Tuesday, 8 May 2012

Small lizard may cause big headache - further update

It wasn't too hard for the Fish and Wildlife Service to decide the fate of 92 freshwater snails, 17 dragonflies or more than 500 other species over the past year. But when it comes to the dunes sagebrush lizard, trouble looms.
The small spiny reptile seeks refuge from the hot sun and potential predators in the shinnery oak dunes of southeastern New Mexico and West Texas.

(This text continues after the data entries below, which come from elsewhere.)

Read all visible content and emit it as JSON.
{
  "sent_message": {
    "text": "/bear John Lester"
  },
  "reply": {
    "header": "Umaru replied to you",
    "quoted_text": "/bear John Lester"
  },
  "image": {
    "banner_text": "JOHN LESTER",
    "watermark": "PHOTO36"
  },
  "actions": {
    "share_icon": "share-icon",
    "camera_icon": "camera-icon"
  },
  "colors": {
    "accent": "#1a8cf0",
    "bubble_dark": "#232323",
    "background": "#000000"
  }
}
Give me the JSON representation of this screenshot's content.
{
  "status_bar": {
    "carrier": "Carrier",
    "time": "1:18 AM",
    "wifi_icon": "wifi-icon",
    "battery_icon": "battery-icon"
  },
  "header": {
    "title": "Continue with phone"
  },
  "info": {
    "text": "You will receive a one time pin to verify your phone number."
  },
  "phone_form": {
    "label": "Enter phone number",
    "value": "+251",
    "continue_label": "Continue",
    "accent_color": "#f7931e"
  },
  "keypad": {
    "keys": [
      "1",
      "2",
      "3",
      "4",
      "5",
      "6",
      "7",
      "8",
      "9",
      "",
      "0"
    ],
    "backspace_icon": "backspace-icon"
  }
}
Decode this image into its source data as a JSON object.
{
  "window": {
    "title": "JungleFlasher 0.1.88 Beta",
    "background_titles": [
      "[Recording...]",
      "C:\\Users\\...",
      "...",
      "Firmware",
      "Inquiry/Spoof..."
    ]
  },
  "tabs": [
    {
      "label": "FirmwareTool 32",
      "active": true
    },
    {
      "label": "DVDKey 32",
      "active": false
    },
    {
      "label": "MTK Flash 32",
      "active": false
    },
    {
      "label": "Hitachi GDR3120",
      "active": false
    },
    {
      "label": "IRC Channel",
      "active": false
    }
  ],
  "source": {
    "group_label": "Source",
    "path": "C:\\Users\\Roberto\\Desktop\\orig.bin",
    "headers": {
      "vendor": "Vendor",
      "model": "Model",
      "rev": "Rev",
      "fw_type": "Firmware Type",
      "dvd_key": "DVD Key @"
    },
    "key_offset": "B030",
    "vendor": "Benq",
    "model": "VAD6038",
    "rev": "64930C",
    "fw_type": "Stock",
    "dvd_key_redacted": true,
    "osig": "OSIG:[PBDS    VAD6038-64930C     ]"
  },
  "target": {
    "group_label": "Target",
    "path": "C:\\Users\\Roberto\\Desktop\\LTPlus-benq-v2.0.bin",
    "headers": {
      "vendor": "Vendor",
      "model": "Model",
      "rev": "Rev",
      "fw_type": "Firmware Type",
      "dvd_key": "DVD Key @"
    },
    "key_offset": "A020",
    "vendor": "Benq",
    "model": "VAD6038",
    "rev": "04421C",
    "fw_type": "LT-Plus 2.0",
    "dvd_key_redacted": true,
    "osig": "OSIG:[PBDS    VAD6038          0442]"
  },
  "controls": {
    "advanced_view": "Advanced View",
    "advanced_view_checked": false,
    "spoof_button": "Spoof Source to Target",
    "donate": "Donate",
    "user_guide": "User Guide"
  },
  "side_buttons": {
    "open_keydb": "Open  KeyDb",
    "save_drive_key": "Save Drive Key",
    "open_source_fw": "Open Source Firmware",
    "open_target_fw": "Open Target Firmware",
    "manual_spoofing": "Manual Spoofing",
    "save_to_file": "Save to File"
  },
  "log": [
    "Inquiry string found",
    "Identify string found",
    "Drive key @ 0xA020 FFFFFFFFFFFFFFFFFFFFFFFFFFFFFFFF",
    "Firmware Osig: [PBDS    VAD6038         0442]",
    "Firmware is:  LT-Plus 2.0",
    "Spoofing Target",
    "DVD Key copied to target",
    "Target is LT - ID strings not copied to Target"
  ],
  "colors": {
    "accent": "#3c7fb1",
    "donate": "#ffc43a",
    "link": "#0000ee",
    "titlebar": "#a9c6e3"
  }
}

Ranchers have been clearing the oak shrubs, and oil and gas companies are drilling in the dunes. If the lizard is designated as an endangered species, some of those activities could be in jeopardy.
The lizard's future is among the first in a series of wrenching tests threatening what has been a yearlong cease-fire in the war over endangered-species listings.
Since two environmental groups reached landmark settlement agreements last year with the Fish and Wildlife Service, the government has resolved dozens of long-standing cases. State and industry officials who spent years largely resisting conservation efforts are now scrambling to protect imperiled species in hope of keeping them off the federal endangered-species list.
But now the Obama administration must decide whether to provide federal protection to a handful of animals that share their habitat with oil and gas rigs, cattle and wind turbines. And groups on both sides of the debate are skeptical of whether federal officials can make fair decisions -- several of which will have ramifications for swing states in the West -- in a presidential election year.
"Clearly the notion that there's a truce is very fragile," said Defenders of Wildlife President Jamie Rappaport Clark, who headed the Fish and Wildlife Service under President Bill Clinton.
According to last year's settlements, WildEarth Guardians agreed to curtail its petitions and lawsuits aimed at the Fish and Wildlife Service, and the Center for Biological Diversity agreed to space out its litigation, in exchange for a commitment that the agency will issue protection decisions for 841 plants and animals.
"This settlement gave us the breathing room to really focus on conservation, which is really what the [Endangered Species Act] is about," Fish and Wildlife Service Director Dan Ashe said. "We're really able to focus our conservation effort."